High-Tech für das Auge

Implantat auf der Netzhaut lässt Blinde sehen

 D. Lenz

High-Tech Implantat im Auge. )thgiS dnoceS(Foto: © 

Um die Blindenschrift, die sogenannte Brailleschrift, lesen zu können benutzen Blinde Menschen im Normalfall ihre Fingerkuppen. Ein neues Netzhautimplantat des US-Unternehmen Second Sight wandelt die Schrift in elektrische Reize um, welche der Blinde tatsächlich sehen kann.

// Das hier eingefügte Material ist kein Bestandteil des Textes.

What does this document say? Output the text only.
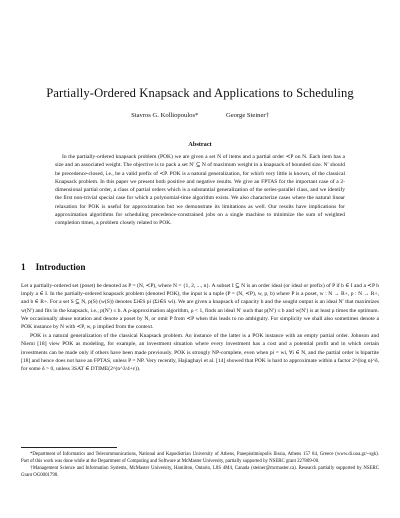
Partially-Ordered Knapsack and Applications to Scheduling
Stavros G. Kolliopoulos*	George Steiner†
Abstract

In the partially-ordered knapsack problem (POK) we are given a set N of items and a partial order ≺P on N. Each item has a size and an associated weight. The objective is to pack a set N′ ⊆ N of maximum weight in a knapsack of bounded size. N′ should be precedence-closed, i.e., be a valid prefix of ≺P. POK is a natural generalization, for which very little is known, of the classical Knapsack problem. In this paper we present both positive and negative results. We give an FPTAS for the important case of a 2-dimensional partial order, a class of partial orders which is a substantial generalization of the series-parallel class, and we identify the first non-trivial special case for which a polynomial-time algorithm exists. We also characterize cases where the natural linear relaxation for POK is useful for approximation but we demonstrate its limitations as well. Our results have implications for approximation algorithms for scheduling precedence-constrained jobs on a single machine to minimize the sum of weighted completion times, a problem closely related to POK.

1 Introduction

Let a partially-ordered set (poset) be denoted as P = (N, ≺P), where N = {1, 2, ..., n}. A subset I ⊆ N is an order ideal (or ideal or prefix) of P if b ∈ I and a ≺P b imply a ∈ I. In the partially-ordered knapsack problem (denoted POK), the input is a tuple (P = (N, ≺P), w, p, b) where P is a poset, w : N → R+, p : N → R+, and b ∈ R+. For a set S ⊆ N, p(S) (w(S)) denotes Σi∈S pi (Σi∈S wi). We are given a knapsack of capacity b and the sought output is an ideal N′ that maximizes w(N′) and fits in the knapsack, i.e., p(N′) ≤ b. A ρ-approximation algorithm, ρ < 1, finds an ideal N′ such that p(N′) ≤ b and w(N′) is at least ρ times the optimum. We occasionally abuse notation and denote a poset by N, or omit P from ≺P when this leads to no ambiguity. For simplicity we shall also sometimes denote a POK instance by N with ≺P, w, p implied from the context.

POK is a natural generalization of the classical Knapsack problem. An instance of the latter is a POK instance with an empty partial order. Johnson and Niemi [18] view POK as modeling, for example, an investment situation where every investment has a cost and a potential profit and in which certain investments can be made only if others have been made previously. POK is strongly NP-complete, even when pi = wi, ∀i ∈ N, and the partial order is bipartite [18] and hence does not have an FPTAS, unless P = NP. Very recently, Hajiaghayi et al. [14] showed that POK is hard to approximate within a factor 2^(log n)^δ, for some δ > 0, unless 3SAT ∈ DTIME(2^(n^3/4+ε)).

*Department of Informatics and Telecommunications, National and Kapodistrian University of Athens, Panepistimiopolis Ilissia, Athens 157 84, Greece (www.di.uoa.gr/~sgk). Part of this work was done while at the Department of Computing and Software at McMaster University, partially supported by NSERC grant 227809-00.

†Management Science and Information Systems, McMaster University, Hamilton, Ontario, L8S 4M4, Canada (steiner@mcmaster.ca). Research partially supported by NSERC Grant OG0001798.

Sylmar (U.S.A.) Weltweit leben etwa 39,8 Millionen Menschen mit so starken Einschränkungen der Sehkraft, dass die Medizin von einer Blindheit spricht. Mit Hilfe der im Jahr 1825 entwickelten Brailleschrift, auch bekannt als Blindenschrift, können diese Menschen lesen und mit ihrer Umwelt interagieren. Die Brailleschrift besteht aus vielen kleine Strukturen, welche die blinde Person mit Hilfe der Fingerkuppen erfühlen kann. Ein neues Implantat, welches direkt auf die Augennetzhaut operiert wird, macht es nun möglich, dass blinde Menschen die Brailleschrift tatsächlich lesen können - ohne die Fingerkuppen zu benutzten.

Das Netzhautimplantat verwandelt die Buchstaben der Brailleschrift in elektrische Reize, welche im Sehzentrum des Blinden bestimmte Formen und Muster erscheinen lässt. Ein an Retinopathia pigmentosa erkrankter Franzose, der dieses neue Netzhautimplantat seit einigen Monaten nutzt, kann mit Hilfe dieser Technik bereits Buchstaben, Wörter und ganze Sätze lesen.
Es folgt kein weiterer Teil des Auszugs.